A pandemia – e provavelmente a possibilidade de conflitos iminentes – trouxe um novo consumidor. E a arquitetura e design de interiores não podiam ficar de fora.  Um consumidor que vê a casa como refúgio e, se puder escolher, centro de todas as atividades: morar, trabalhar, receber, se exercitar, se divertir, fazer exercícios, comprar (ah, as compras na palma da mão…) e muito mais. O Home Hub, tipo de empreendimento completo presente em muitas cidades e bem próximo dos locais de trabalho, tem o espaço privado menor e um amplo espaço coletivo e bem pensado. Mas não foi muito responsivo nos dias de confinamento. Quem os salvou foi a internet, nova forma de conexão com o mundo. Nesse quesito, a Internet e a Internet das Coisas (IoT, a ‘Internet of Things’, divulgada pela Ericsson em 2019) ganhou muitos pontos entre todos. As relações com vizinhos também. Isso reitera minha fala de tendências cada vez mais rápidas, quase sem tempo de passar pelo senso crítico. É quase uma forma de adaptação, sobrevivência.

 

Vem dai a preocupação com a casa usável, funcional, prática de se manter e pronta para todas as atividades de todos os seus ocupantes. Coisas que temos que fazer, cada vez mais por nossa conta e risco. Melhor se for de forma prática e divertida. Que venham os robôs!

Nem tudo são flores

 

Mas nem tudo são flores. Ou mêmes.  A internet nos conectou, mas trouxe dilemas. O foco nas telas tirou a saudável interação com pessoas e natureza. Os chamados índices de contágio emocional digital estão ai para provar. É quando o traço comportamental dos outros viraliza  e começa a ser imitado –inclusive sentimentos – mesmo que não verdadeiros. Quem já não se viu entrando numa brincadeira com vídeos, dancinhas e áudios em redes sociais só por entrar, quase uma obrigatoriedade? Parece só diversão, mas tem ligação com o lado “não muito colorido” das coisas.  A positividade tóxica, a obrigatoriedade de estar feliz full time, rejeitando tudo o que desperta negatividade, está ai para alertar. A dificuldade de separar o que é real do que é falso – ou fuga –  também. Em resposta, a ansiedade em alta e a baixa autoestima por comparação, outros medos tomam conta, como as incertezas  – ambientais, financeiras, políticas.

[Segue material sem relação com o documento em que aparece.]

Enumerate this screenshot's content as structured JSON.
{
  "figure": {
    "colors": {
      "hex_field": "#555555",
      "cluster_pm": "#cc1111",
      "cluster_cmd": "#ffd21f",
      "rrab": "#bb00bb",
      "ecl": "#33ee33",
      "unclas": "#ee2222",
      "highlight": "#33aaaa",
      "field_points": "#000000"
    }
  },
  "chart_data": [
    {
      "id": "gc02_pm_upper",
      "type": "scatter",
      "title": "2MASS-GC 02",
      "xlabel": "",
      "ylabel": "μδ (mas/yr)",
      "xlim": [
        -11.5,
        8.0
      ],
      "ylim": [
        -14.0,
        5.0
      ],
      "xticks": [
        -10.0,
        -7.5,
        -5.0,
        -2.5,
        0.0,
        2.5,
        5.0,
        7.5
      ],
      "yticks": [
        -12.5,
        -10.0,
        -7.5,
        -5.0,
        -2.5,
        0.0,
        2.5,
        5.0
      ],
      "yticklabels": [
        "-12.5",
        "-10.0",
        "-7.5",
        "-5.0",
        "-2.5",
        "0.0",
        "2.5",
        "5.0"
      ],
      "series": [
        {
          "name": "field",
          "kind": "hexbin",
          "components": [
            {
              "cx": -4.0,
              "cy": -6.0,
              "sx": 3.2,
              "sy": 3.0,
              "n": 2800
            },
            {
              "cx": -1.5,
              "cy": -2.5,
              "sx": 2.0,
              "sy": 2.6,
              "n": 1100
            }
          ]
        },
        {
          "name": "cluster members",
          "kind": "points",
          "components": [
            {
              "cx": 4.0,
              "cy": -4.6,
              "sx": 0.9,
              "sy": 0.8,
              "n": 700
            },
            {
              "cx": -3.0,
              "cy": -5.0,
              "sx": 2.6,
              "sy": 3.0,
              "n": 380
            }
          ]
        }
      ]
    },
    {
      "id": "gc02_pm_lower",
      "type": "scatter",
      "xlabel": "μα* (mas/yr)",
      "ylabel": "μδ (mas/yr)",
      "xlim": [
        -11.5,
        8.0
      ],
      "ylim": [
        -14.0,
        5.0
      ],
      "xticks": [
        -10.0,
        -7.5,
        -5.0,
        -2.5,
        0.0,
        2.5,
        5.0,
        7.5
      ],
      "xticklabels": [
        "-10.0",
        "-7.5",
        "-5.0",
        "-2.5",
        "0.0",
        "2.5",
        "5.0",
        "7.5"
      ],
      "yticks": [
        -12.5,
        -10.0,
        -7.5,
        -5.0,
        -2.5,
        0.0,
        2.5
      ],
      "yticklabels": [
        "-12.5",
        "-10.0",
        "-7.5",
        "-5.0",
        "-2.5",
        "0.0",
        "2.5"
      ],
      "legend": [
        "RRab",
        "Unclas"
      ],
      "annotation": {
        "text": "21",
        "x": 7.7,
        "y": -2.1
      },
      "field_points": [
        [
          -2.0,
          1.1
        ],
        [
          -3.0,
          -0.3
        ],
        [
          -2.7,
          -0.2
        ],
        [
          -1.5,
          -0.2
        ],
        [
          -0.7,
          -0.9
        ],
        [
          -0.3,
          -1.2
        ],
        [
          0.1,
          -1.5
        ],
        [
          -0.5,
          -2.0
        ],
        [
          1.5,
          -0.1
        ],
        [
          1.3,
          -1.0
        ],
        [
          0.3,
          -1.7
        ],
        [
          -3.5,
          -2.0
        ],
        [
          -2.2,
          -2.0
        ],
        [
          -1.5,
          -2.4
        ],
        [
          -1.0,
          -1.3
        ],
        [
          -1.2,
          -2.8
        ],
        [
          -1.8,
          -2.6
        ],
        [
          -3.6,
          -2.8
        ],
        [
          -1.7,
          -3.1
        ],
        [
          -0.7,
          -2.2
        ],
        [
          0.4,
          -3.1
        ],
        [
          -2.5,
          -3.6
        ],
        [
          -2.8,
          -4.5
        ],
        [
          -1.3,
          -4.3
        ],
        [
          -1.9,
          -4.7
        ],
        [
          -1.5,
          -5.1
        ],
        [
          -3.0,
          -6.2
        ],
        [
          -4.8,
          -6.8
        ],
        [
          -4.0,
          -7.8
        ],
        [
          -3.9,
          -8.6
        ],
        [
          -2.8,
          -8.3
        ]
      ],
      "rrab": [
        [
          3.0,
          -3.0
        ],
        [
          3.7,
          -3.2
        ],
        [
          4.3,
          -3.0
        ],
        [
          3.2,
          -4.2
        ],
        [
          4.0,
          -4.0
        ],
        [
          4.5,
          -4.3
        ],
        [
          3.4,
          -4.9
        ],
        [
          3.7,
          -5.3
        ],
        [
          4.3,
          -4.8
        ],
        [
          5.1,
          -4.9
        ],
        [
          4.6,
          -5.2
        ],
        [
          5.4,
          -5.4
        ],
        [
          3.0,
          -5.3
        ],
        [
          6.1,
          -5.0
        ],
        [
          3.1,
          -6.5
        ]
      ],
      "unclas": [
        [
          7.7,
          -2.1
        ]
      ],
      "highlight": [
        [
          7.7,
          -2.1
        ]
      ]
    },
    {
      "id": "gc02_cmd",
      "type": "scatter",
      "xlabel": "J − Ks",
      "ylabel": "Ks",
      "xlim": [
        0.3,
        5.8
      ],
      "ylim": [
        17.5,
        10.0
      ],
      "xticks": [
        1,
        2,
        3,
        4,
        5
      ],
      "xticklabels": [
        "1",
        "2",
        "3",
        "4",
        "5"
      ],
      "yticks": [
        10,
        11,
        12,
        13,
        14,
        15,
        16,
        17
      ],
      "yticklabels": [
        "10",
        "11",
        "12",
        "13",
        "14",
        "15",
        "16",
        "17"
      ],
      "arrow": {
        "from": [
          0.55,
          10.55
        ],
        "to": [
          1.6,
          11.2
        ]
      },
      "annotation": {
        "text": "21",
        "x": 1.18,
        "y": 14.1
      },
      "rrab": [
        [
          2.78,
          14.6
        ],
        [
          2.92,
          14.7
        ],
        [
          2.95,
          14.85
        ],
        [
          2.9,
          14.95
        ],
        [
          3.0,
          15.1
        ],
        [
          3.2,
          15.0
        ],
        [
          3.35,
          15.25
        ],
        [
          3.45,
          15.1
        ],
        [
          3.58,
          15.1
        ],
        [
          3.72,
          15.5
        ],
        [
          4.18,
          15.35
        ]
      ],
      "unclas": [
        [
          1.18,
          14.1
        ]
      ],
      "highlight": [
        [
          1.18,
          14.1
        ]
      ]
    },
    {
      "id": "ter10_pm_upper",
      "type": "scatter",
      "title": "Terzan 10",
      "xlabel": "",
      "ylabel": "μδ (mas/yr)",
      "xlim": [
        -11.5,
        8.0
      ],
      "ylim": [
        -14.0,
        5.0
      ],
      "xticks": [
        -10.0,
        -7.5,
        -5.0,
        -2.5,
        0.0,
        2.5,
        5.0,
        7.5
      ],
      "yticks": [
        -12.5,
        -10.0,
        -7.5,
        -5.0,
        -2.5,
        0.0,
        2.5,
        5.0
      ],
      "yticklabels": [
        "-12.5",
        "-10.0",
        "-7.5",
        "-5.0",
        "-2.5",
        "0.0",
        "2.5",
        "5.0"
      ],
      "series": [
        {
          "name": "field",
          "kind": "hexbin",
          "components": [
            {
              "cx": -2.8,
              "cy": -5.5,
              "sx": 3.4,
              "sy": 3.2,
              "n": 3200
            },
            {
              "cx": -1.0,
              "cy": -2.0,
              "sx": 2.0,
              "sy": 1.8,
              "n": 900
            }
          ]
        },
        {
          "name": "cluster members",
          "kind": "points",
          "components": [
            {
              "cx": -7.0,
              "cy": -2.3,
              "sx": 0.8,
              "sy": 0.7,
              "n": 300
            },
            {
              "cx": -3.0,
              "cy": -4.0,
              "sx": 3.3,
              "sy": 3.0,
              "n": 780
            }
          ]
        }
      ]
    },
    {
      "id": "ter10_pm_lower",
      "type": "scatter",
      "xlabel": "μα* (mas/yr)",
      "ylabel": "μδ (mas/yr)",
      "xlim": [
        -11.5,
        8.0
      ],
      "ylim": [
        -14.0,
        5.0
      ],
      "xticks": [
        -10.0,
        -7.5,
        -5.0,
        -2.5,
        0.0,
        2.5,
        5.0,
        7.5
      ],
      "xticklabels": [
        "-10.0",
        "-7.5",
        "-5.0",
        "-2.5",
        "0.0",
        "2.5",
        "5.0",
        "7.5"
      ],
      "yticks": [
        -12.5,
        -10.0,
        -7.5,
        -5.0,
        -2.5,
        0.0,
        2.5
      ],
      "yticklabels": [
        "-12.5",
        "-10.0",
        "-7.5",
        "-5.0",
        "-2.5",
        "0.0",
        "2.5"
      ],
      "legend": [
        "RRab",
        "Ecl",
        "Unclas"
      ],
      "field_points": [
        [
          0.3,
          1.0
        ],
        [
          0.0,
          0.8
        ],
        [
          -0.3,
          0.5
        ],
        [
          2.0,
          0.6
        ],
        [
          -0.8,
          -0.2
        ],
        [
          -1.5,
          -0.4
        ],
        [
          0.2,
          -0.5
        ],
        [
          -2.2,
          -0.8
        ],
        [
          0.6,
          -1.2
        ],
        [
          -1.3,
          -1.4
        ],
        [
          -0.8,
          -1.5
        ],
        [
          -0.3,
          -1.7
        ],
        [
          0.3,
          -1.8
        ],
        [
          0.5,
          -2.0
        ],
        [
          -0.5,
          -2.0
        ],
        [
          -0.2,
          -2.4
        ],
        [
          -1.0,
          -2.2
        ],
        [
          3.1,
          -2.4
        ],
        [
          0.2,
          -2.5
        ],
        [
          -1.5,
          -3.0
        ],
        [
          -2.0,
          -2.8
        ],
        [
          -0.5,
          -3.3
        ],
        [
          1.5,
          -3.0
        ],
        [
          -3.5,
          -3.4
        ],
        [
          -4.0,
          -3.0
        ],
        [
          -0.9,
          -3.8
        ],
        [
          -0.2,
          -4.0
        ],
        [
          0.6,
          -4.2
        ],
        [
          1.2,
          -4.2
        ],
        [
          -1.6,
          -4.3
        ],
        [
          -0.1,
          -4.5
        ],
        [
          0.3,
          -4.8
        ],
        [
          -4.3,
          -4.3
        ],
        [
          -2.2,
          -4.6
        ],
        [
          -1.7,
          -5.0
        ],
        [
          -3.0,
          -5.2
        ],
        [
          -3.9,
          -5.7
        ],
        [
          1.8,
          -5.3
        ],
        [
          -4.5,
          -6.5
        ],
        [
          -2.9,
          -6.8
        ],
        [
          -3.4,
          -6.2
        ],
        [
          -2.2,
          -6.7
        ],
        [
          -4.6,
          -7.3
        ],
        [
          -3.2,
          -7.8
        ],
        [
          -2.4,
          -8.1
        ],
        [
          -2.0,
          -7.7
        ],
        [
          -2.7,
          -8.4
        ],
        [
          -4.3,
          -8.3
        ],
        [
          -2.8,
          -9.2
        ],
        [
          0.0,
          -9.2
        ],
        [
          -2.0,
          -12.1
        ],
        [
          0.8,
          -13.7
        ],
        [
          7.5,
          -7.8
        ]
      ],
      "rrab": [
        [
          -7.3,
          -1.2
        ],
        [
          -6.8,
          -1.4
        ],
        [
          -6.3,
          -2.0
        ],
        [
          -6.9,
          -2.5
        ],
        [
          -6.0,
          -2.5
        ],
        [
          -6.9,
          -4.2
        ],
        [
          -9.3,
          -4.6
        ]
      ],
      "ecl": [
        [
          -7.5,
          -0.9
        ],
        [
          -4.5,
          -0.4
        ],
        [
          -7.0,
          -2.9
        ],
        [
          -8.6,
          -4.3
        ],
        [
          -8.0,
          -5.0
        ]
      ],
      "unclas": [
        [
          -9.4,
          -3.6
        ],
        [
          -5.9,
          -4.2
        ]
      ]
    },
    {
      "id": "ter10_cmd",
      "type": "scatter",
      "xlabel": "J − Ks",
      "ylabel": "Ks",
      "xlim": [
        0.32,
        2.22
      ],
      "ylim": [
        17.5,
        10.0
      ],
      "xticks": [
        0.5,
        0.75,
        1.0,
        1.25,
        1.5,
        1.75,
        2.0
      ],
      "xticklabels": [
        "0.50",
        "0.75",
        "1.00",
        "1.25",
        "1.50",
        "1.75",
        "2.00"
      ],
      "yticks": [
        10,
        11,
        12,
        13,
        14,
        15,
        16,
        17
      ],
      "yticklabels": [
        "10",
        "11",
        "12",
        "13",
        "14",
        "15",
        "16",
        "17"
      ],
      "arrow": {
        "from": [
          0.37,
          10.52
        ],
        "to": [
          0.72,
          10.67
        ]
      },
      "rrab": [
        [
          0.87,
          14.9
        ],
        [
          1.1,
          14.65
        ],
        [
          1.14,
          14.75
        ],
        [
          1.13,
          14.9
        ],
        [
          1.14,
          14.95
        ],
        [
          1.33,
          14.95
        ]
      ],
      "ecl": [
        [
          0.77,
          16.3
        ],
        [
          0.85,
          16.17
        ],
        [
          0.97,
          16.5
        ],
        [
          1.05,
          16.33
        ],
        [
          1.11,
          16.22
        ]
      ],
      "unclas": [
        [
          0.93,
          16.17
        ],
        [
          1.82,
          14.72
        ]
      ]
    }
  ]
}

Outro é, pasme, a falta de rotina organizando nossas vidas, que pode parecer um alívio por pouco tempo, mas pode virar um caos quando não se esta de folga ou de férias. Pais que viraram professores durante  o isolamento sabem do que estou falando. Até a alta comodidade de “tudo na mão e rápido” – inclusive compras e comidas na palma da mão – afetando ainda mais nosso nível de soluções rápidas, ansiedade e de descarte. Arrisco dizer: de egocentrismo também.

Aqui verdadeiramente se entende o quanto nossa casa como lar pode nos salvar…Basta lembrar da sensação boa que sempre é voltar para casa – seja depois de um dia ruim, um perrengue qualquer, uma longa viagem. Saudade, nem que seja do travesseiro. E, em contraponto a tudo isso, alivia pensar na fala dos mais jovens – que concordo e vivo, intensamente: o que se leva da vida são as experiências vividas…Esse, sim, não o novo normal, mas, para mim, o novo carpe diem! Que se cumpra!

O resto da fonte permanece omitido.